The most common accounting period for large UK companies is the year to 31 December. These companies must disclose pension deficits based on market conditions before yesterday’s changes. Towers Watson estimates that, for the FTSE 100 as a whole, aggregate deficits were £35 billion on 31 December 2012 (down slightly from £39 billion a year earlier). Following market movements on 2 January, they had contracted to £27 billion.
John Ball, head of UK pensions at Towers Watson, said: “Total pension scheme assets did not actually increase much yesterday - losses on their increasingly large bond holdings will have almost offset the gains on their equities. However, deficits still fell sharply because the liabilities in company accounts look smaller when corporate bonds lose value. This change came too late to include in the disclosures for 2012 which companies will publish over the next few months: accounting numbers are snapshots representing market conditions at the time they are taken.

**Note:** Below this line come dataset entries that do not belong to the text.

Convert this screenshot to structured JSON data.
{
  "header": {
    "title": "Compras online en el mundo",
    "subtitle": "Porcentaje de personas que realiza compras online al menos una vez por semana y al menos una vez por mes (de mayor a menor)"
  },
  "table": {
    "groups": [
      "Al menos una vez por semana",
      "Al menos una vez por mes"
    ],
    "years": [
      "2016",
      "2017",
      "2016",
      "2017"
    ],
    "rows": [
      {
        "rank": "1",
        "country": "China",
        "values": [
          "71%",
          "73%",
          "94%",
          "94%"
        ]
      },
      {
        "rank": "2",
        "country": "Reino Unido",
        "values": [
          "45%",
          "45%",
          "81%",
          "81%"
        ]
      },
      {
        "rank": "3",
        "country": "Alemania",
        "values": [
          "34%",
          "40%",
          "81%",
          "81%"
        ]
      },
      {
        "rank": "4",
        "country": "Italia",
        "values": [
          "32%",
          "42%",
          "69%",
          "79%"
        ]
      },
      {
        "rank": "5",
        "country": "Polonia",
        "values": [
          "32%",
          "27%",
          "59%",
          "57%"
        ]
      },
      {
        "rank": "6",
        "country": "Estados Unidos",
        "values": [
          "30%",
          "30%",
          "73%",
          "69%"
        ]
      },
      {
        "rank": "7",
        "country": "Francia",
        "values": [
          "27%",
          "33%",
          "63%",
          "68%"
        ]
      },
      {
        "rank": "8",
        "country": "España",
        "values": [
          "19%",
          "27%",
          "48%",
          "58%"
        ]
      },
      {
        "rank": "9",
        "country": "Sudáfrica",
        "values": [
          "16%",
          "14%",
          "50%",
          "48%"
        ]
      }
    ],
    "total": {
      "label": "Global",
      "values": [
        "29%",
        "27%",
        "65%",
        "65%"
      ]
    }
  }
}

“Companies may have been able to give investors a more rosy picture if the US ‘fiscal cliff negotiations had not gone right down to the wire. Nonetheless, with deficits having been £48 billion going into the second half of November, the 31 December position may typically be a little better than some had prepared for.”
Yesterday’s developments provide another reminder that volatile markets present opportunities for pension schemes to lock in gains: although the pension deficits in company accounts do not reflect the full cost of making all members’ benefits secure, they do illustrate how quickly things can change.
John Ball said: “During the course of 2012, aggregate deficits were as high as £78 billion in May and as low as £16 billion in September. As well as keeping on top of day-to-day movements, schemes should ensure that someone has the authority to take decisions when trigger points are reached and before markets turn again. There are lots of reasons why conditions could remain volatile in 2013 but schemes who think that the next crunch point in US politicians’ negotiations could see another market reaction may want to circle 1 March and the preceding days in their calendars.”
By 31 December 2012, pension scheme assets had caught up with where liabilities were 12 months earlier, helped by 12% returns on UK equities, including dividends. However, deficits were not eliminated because liabilities grew too. The interest rates on high quality corporate bonds fell during 2012; under international accounting standards, this translates directly into bigger pension liabilities. The impact of this was cushioned a little by companies being able to assume that their schemes will pay smaller pension increases than they had been expecting, partly because of possible changes to the way that RPI inflation will be calculated in future.
In the Eurozone, the drop in corporate bond yields has been about three times as sharp as in the UK, meaning that pension deficits will often look bigger than they did a year earlier. John Ball said: “Corporate bond yields have been coming down around the world. In the Eurozone, they have fallen off a cliff. As a result, some European companies face having to report that pension obligations are making a much bigger dent in their balance sheets than they disclosed a year ago.”
Behind the small aggregate fall in UK deficits during 2012, there will be a wide variety of outcomes for different companies. John Ball said: “Companies whose pension payments stretch further into the future should be less badly affected because corporate bond yields held up better at longer durations. Also, those with hedging strategies in place will be less affected by changes to bond yields and inflation expectations because their assets will change in value in the same way.”